# Soft White Flourescents?



## seed (Jun 23, 2004)

I have been using 2 14 watt soft white compact flourescents, and it seems to be doing well. The thing i don't understand is what does it mean by "soft white"? If i buy bulbs next time should i avoid these "soft white" bulbs?


----------



## Sir_BlackhOle (Jan 25, 2004)

Can you get the specs on the bulbs you use? Specifically the K rating?


----------



## Error (Apr 16, 2004)

I have had "soft white" fluorescents before, though they weren't PC bulbs. They were 4100K, if I remember correctly.


----------



## seed (Jun 23, 2004)

I can't find the box in which the light was in, it might've been thrown in the garbage by my parents. I did look for the K rating before, but i couldn't find it. It's suppose to be a typical household light, the ones you would use to light up a room and such, not made for tank use.


----------



## bharada (Apr 17, 2004)

Soft white bulbs have an orange cast to them. They're usually in the 2700-3500K range. Cool white bulbs are the ones in the 4000K range and are a lot whiter looking, but still has a yellowish cast to it.


----------



## seed (Jun 23, 2004)

So... how effective are they compared to say a 4000k range bulb?
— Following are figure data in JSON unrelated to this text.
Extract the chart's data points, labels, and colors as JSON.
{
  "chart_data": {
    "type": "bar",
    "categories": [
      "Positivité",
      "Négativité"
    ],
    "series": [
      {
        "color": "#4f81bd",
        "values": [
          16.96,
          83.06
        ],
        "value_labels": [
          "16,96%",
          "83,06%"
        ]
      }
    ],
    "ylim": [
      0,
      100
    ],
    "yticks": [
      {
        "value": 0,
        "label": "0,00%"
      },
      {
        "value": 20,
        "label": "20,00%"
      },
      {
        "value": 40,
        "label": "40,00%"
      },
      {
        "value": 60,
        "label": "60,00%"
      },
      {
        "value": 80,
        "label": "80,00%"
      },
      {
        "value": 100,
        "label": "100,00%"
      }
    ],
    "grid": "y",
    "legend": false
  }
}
Should i replace it with a regular one? Also i was at a pet store and they were selling 50/50 bulbs, not sure what they were called (actinic or something?) but half the bulb was blue. I was thinking they were to create the blue effect for saltwater, but i may be wrong. So which of the three should i choose, my current soft white CF, regular CF, or 50/50 CF.


----------



## Error (Apr 16, 2004)

Ah, I just looked it up to make sure. Soft White is synonymous with Warm White, and they are typically 2700K for home use.


----------